Rohnert Park approves overnight parking ban in five lots, including park-and-ride near SMART

The new restriction is in part a response to the spate of recent deaths on the SMART tracks and a rise in overnight homeless parking in city lots.|

The death of two people in the past month on railroad tracks at a busy Rohnert Park intersection prompted the City Council on Tuesday to ban overnight parking on five city-owned lots, including a park-and-ride area that has recently become crowded by homeless residents living out of vehicles near the rail tracks.

The council voted 4-0 to approve the new restriction, meant to permanently outlaw the growing number of RVs, campers and cars that have taken up extended stays in the Roberts Lake Road park-and-ride at Golf Course Drive.

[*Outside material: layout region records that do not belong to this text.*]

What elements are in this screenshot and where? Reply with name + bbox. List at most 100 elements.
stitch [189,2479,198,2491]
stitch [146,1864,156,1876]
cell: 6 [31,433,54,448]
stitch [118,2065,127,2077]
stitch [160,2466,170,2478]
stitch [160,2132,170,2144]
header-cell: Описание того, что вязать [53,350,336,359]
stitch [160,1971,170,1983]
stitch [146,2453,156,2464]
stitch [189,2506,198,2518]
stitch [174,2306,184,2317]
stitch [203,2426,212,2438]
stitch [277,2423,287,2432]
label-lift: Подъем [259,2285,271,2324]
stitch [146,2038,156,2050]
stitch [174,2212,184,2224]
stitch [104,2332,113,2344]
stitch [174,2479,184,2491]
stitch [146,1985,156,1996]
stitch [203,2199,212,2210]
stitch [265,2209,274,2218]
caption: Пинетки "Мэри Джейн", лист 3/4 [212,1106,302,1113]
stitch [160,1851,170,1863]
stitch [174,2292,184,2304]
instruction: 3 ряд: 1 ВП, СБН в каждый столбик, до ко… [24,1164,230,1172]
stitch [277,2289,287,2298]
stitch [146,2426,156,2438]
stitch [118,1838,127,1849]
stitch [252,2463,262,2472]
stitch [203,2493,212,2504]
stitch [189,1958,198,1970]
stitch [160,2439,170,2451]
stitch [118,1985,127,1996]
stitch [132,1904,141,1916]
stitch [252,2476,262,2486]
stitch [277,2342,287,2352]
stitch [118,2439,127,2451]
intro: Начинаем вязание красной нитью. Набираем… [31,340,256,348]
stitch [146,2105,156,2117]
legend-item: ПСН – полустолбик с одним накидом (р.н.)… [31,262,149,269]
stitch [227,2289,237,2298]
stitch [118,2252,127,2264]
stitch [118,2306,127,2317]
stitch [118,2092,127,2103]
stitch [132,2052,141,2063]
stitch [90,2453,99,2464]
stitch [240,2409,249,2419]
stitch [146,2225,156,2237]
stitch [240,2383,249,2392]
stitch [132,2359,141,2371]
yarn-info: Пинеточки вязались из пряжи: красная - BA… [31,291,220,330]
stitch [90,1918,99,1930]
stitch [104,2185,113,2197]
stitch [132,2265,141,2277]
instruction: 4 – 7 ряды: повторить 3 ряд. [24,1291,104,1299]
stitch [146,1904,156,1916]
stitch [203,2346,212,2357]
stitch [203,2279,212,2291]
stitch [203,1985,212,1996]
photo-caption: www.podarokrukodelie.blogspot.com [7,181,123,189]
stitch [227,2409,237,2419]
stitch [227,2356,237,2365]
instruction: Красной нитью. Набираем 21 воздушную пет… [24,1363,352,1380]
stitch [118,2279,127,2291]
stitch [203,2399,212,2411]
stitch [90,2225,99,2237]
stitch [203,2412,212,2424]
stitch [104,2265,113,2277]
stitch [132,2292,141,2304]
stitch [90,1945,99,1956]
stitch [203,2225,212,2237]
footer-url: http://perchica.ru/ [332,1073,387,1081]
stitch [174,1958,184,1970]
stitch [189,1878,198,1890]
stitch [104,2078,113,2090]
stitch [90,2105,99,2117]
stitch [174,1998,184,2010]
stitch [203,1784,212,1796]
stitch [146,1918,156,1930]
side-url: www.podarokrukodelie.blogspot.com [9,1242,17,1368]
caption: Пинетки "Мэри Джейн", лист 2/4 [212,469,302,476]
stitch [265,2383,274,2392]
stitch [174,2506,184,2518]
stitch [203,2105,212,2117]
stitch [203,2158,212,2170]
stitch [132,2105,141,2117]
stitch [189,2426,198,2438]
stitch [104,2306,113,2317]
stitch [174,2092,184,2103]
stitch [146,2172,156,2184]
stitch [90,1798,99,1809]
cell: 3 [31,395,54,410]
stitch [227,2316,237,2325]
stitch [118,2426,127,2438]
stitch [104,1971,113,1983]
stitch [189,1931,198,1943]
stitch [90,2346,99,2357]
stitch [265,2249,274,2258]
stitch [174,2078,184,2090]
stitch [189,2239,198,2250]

The intersection is a short distance from a Sonoma-Marin Area Rail Transit crossing where in less than two years of service, three people, including a homeless woman at the end of June, have been struck and killed by passenger trains.

“I’ve been out there a lot of times, and people are walking along the tracks or crossing the intersection and not always paying attention to the lights,” Mayor Gina Belforte said in an interview Wednesday. “What I’m trying to do is make sure there’s not another accidental death at that intersection.”

City officials pointed to a measure that already prohibits camping in the Roberts Lake Road lot, but said updating the ban to include parking from 1 a.m. to 4 a.m. would make enforcement more straightforward. The City Council swiftly approved the item Tuesday without discussion.

The other lots where the new restriction will apply are the city’s community center, senior center, Gold Ridge Recreation Center and Spreckels Performing Arts Center.

Rohnert Park allows vehicles to be parked on all city streets for up to 72 hours before they must be moved.

The new ban is expected to take effect in the next two weeks as signs are posted. After that, people violating the rule will be given a grace period before their vehicle is towed as part of what Mary Grace Pawson, the city’s director of development services, called the “friendly portion of enforcement.”

Two residents spoke in favor of the parking ban, citing safety concerns for homeowners and patrons of nearby businesses.

“I can’t believe what’s happened to the park-and-ride lot. Those vehicles would not even pass code to get on the street,” said 44-year resident Charmaine Padilla, 66. “It’s not a good environment for anyone.”

But the Rohnert Park-Cotati area’s homeless population is on the rise, up about 24% over the previous count, to 173, according to the county’s most recent homeless census.

Those who have been staying in the park-and-ride lot say they have no other place to go, and seek to continue living out of their vehicles near places that meet their needs, such as the Chevron gas station and cheap food options a short walk away.

They contend they’re being made a scapegoat for the death of the 30-year-old homeless woman who was hit and killed on the railroad tracks June 27. A 66-year-old Santa Rosa man was struck and killed while bicycling with headphones on the next day. Both deaths were ruled accidents.

“I don’t choose to live this way. This is not how I want to live,” said Melanie Dawson, 47, who has been staying in the parking lot for about three weeks in a RV with her boyfriend. “I do understand from the city’s point of view that this doesn’t look good. But, I mean, it’s like they want us to just disappear. I would love to disappear, but where to?”

Two homeless advocates, and a homeless man who said he’s been living in the lot addressed the City Council Tuesday night.

They requested that council members consider pairing any ban on parking with a designated area where homeless people with vehicles can stay overnight with bathrooms, showers and garbage services.

“What you’re talking about doing now … is taking a bunch of people who have relative safety and throwing them out on the street,” said Adrienne Lauby, co-founder of Homeless Action of Sonoma County. “This is not going to make them more secure, and it’s not going to make the neighborhoods around Rohnert Park more secure. There are other ways to do this. I’m not saying it’s simple, but it’s not hard.”

The first formal “safe parking” site in the Bay Area opened in Oakland near the Coliseum Bay Area Rapid Transit station last month, and a similar concept was recently proposed in San Francisco at a BART parking lot near Balboa Park.

Advocates have long called on Santa Rosa, which has the county’s largest homeless population at roughly 1,800 people, to establish such a site, but the City Council has yet to act.

Cecily Kagy, the homeless outreach specialist in Rohnert Park-Cotati for the nonprofit Committee on the Shelterless, or COTS, has said a designated parking lot would be beneficial to the area’s homeless population.

Councilman Jake Mackenzie, who was absent the council meeting, has also said he’d like to explore the idea as part of a more comprehensive review of the city’s growing homelessness issue, and Belforte said Wednesday she’s open to doing more to help the city’s homeless.

The City Council is set to hold an Aug. 13 public study session on homelessness, including a presentation of ideas for additional services for the city’s residents without consistent shelter - right around the time when the overnight parking ban will take effect.

“No one thought this would was the be-all, end-all of it,” said Pawson. “We really are looking for policy direction from the council on this one. This is a first step to be more responsive to train strikes on Golf Course Drive.”